62. The carrier of claim 61, wherein the image capture and processing device, when determining a target frame having a target object in the sequence of image frames based on the characteristic parameters, is specifically configured to:

63. The carrier of claim 55, wherein the image capture and processing device, when matting out an image region where a target object exists in the target frame, is specifically configured to:

determining an image area with a target object in the target frame;

64. The carrier of claim 63, wherein the image capture and processing device, when filling the image region after matting the object, is specifically configured to:

65. The carrier according to claim 64, wherein the image capturing and processing device, when filling the image area deducted from the target object based on the surrounding image area, is specifically configured to:

determining an exposure intensity of the reference frame;

66. The carrier of claim 55, wherein the image capture and processing device, when filling the image region after matting the object, is specifically configured to:

67. The carrier of claim 55, wherein the image capture and processing device, when filling the image region after matting the object, is specifically configured to:

68. The carrier of claim 55, wherein the image capture and processing device, when filling the image region after matting the object, is specifically configured to:

acquiring a previous frame image and a next frame image of the target frame;

69. The carrier of claim 58, wherein the image capturing and processing device, when filling the image region after the target object is removed based on the previous frame image and the next frame image to obtain a filled target frame, is specifically configured to:

70. The carrier of claim 55, wherein the target object is an abnormal object included in the target frame during the delayed shooting by the shooting device.
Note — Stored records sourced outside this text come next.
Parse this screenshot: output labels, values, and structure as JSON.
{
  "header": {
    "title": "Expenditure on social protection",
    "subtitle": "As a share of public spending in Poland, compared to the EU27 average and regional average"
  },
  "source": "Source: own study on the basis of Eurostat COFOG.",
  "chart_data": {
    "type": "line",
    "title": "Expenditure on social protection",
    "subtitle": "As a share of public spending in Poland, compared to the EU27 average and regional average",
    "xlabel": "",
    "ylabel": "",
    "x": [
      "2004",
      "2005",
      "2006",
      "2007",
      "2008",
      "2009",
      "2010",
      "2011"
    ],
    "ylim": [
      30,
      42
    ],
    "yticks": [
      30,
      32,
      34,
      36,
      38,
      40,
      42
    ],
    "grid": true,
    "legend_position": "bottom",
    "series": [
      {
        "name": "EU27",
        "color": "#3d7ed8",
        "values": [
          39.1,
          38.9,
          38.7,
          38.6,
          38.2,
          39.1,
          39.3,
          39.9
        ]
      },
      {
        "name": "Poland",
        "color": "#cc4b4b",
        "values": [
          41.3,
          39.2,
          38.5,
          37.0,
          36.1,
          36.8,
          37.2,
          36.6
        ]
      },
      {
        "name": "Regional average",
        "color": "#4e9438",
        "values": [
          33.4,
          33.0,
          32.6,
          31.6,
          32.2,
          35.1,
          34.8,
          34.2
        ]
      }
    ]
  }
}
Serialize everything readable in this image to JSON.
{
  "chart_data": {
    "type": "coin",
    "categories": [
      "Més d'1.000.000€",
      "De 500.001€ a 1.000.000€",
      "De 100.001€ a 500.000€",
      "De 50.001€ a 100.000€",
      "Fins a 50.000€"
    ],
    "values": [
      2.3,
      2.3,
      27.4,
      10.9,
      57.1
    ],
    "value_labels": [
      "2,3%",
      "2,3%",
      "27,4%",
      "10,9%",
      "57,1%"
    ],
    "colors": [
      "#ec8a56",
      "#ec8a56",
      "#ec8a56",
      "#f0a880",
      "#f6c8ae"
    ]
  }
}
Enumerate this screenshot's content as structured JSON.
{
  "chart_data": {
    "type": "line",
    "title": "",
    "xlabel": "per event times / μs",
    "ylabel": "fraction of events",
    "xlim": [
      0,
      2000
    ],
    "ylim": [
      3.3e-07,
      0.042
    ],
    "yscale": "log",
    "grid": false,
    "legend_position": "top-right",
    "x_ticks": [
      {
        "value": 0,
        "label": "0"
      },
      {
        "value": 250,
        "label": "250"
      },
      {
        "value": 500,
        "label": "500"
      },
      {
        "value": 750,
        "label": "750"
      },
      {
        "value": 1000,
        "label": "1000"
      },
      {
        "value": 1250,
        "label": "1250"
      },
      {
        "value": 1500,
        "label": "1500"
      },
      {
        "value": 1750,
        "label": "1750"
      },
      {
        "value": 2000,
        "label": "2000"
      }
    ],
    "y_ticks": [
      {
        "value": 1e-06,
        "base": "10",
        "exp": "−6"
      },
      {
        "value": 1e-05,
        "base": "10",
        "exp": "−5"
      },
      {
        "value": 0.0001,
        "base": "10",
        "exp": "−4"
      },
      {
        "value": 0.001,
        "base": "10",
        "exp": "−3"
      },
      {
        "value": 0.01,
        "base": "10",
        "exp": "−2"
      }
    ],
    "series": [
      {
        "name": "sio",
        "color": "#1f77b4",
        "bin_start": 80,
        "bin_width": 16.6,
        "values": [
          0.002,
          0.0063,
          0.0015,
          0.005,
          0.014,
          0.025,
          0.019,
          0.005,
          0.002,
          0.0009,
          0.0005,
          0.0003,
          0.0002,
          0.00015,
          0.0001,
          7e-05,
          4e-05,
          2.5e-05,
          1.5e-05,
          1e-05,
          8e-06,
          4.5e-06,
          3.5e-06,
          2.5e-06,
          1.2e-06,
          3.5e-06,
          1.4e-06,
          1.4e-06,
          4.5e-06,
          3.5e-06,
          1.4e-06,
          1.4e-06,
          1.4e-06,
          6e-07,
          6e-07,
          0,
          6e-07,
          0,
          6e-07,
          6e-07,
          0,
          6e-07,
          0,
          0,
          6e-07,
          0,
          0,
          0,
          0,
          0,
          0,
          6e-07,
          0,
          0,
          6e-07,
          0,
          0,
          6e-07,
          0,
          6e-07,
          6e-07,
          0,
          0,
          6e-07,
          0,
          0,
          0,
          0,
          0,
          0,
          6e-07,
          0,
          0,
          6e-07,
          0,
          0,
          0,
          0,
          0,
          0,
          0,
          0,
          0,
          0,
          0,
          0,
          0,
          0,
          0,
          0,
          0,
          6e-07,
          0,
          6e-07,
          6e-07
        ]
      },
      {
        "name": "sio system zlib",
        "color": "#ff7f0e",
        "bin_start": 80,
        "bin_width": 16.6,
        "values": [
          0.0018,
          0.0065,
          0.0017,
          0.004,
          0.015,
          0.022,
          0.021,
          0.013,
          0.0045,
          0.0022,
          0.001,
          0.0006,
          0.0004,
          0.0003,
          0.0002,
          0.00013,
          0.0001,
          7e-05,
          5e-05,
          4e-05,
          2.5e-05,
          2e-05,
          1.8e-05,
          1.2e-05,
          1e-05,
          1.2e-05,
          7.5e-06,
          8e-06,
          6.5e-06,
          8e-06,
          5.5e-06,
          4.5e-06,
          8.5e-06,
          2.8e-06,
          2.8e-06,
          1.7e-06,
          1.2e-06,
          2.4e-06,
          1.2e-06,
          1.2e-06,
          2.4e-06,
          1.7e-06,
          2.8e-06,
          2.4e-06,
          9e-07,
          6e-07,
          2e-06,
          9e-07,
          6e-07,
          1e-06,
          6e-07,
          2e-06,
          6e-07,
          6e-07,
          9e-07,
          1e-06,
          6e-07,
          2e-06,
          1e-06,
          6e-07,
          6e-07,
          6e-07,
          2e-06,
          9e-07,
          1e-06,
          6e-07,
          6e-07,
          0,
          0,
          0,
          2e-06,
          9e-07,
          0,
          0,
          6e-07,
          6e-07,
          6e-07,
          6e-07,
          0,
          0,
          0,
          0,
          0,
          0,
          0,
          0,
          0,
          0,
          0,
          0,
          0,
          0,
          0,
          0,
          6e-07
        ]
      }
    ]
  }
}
71. The carrier of claim 70, wherein the image capture and processing device, when determining the target frame with the target object, is specifically configured to:

determining adjacent frames of the target frame;

72. The carrier of claim 70 wherein the target object is all or part of a moving object.

73. A computer storage medium having computer program instructions stored therein for execution by a processor to perform the image processing method of any of claims 1-18.